Я повернул холодную медную ручку подвальной двери. Внизу неярко горел свет; туда уводила видавшая виды лестница. Мне было страшно — но любопытство гнало меня вперед. Шажок за шажком, преодолевая по одной ступеньке зараз, я прокрался вниз.
Подвальное помещение тянулось во все стороны, на сколько хватало глаз; между рядов фундаментных столбов сгустились темные тени.
В этом странном месте посреди голого пола под тусклой лампочкой сидела бабушка. Она неспешно раскачивалась в кресле-качалке с высокой спинкой. В пальцах ее деловито сновали спицы; стоило креслу скрипнуть, и бабушка нервно вздрагивала, а спицы застывали недвижно. Кресло я узнал: его совсем недавно отнесли в кладовку вместе со старыми зимними шинами. Сколько раз бабушка меня в нем качала!
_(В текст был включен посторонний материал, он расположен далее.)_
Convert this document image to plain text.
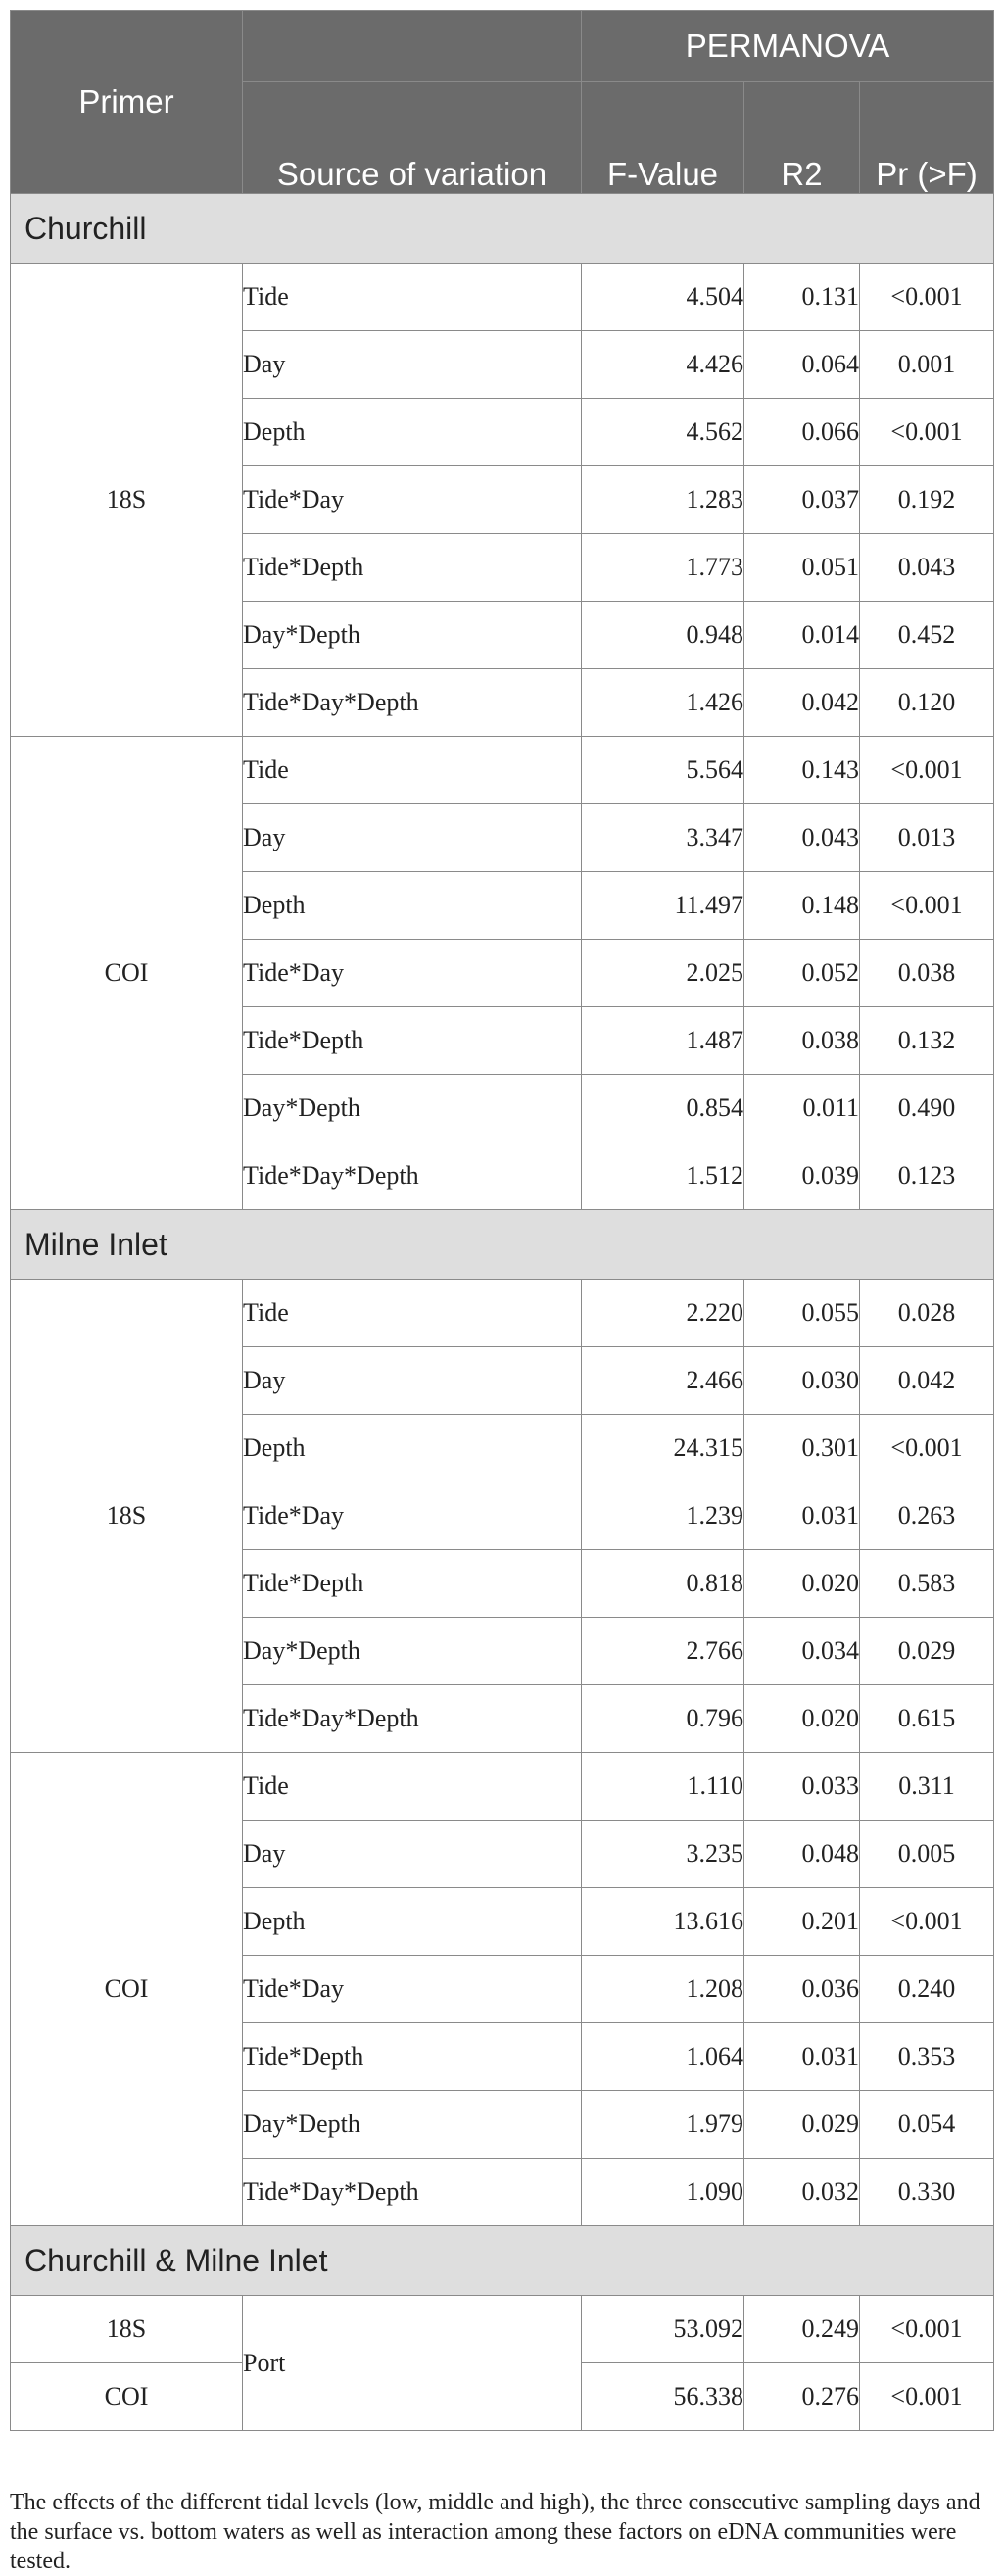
Primer		PERMANOVA		
	Source of variation	F-Value	R2	Pr (>F)
Churchill				
18S	Tide	4.504	0.131	<0.001
	Day	4.426	0.064	0.001
	Depth	4.562	0.066	<0.001
	Tide*Day	1.283	0.037	0.192
	Tide*Depth	1.773	0.051	0.043
	Day*Depth	0.948	0.014	0.452
	Tide*Day*Depth	1.426	0.042	0.120
COI	Tide	5.564	0.143	<0.001
	Day	3.347	0.043	0.013
	Depth	11.497	0.148	<0.001
	Tide*Day	2.025	0.052	0.038
	Tide*Depth	1.487	0.038	0.132
	Day*Depth	0.854	0.011	0.490
	Tide*Day*Depth	1.512	0.039	0.123
Milne Inlet				
18S	Tide	2.220	0.055	0.028
	Day	2.466	0.030	0.042
	Depth	24.315	0.301	<0.001
	Tide*Day	1.239	0.031	0.263
	Tide*Depth	0.818	0.020	0.583
	Day*Depth	2.766	0.034	0.029
	Tide*Day*Depth	0.796	0.020	0.615
COI	Tide	1.110	0.033	0.311
	Day	3.235	0.048	0.005
	Depth	13.616	0.201	<0.001
	Tide*Day	1.208	0.036	0.240
	Tide*Depth	1.064	0.031	0.353
	Day*Depth	1.979	0.029	0.054
	Tide*Day*Depth	1.090	0.032	0.330
Churchill & Milne Inlet				
18S	Port	53.092	0.249	<0.001
COI		56.338	0.276	<0.001
The effects of the different tidal levels (low, middle and high), the three consecutive sampling days and the surface vs. bottom waters as well as interaction among these factors on eDNA communities were tested.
Я тихонько сошел с лестницы на пол. На бабушке было коричневое клетчатое пальто, которое она обычно надевала, отправляясь со мной на прогулку. Внизу было зябко.
— Бабушка? — прошептал я.
Спицы замерли в ее руках.
— Бабушка?
Качалка замерла. Бабушка удивленно подняла глаза и всмотрелась в полутьму:
— Дэвид?
— Это я.
— Что ты тут делаешь? — сухо осведомилась она, приподнимаясь с кресла. Вязанье соскользнуло с ее колен на бетонный пол. Бабушка встала. — Ох… давай-ка ступай наверх. Как ты вообще нашел сюда дорогу?
— Я не знал, где все.
— Ну так тебе давно полагается спать. — Голос бабушки непривычно дрожал. — Возвращайся к себе, да поскорее.
Я повернулся уходить.
— Погоди, — промолвила бабушка и поманила меня к себе.
Я прошел по холодному полу и, когда она снова уселась в кресло, вскарабкался к ней на колени.
— Ночь выдалась и впрямь долгая, — промолвила она. — Ты ведь знаешь, Дэвид, как я люблю тебя. Посиди со мной немножко, как раньше.
Мы немного покачались в кресле, и тут я заслышал, как над головой чуть заскрипели половицы под чьими-то шагами. Бабушка молча вскинула глаза.
— Бабушка, а что ты делаешь здесь, внизу?
— Ну, понимаешь, тут, в подвале, прохладно после такого жаркого дня. Ты же помнишь, как припекало днем, правда? Ну а тут, внизу, прохлада.
— Бабушка, а пошли наверх!
— Не сейчас, милый. Прямо сейчас я подняться не могу. Мне нужно побыть здесь еще немного. Можно кое о чем попросить тебя, Дэвид?
— Да, — кивнул я. Глаза мои наполнились слезами: я понимал — что-то неладно.
— Скажешь дедушке, что со мной все в порядке и что ты спускался сюда, вниз?
— Хорошо.
— И помни: мы тебя любим.
Я поцеловал бабушку в щеку, и она ссадила меня с колен. А я побрел назад, в нашу квартиру на четвертом этаже. Из кухни струился золотисто-желтый свет. Дедушка сидел в одиночестве за кухонным столом, положив локоть на стол и глядя вниз. Я вошел — он поднял глаза на меня и вытащил платок из глубокого кармана брюк.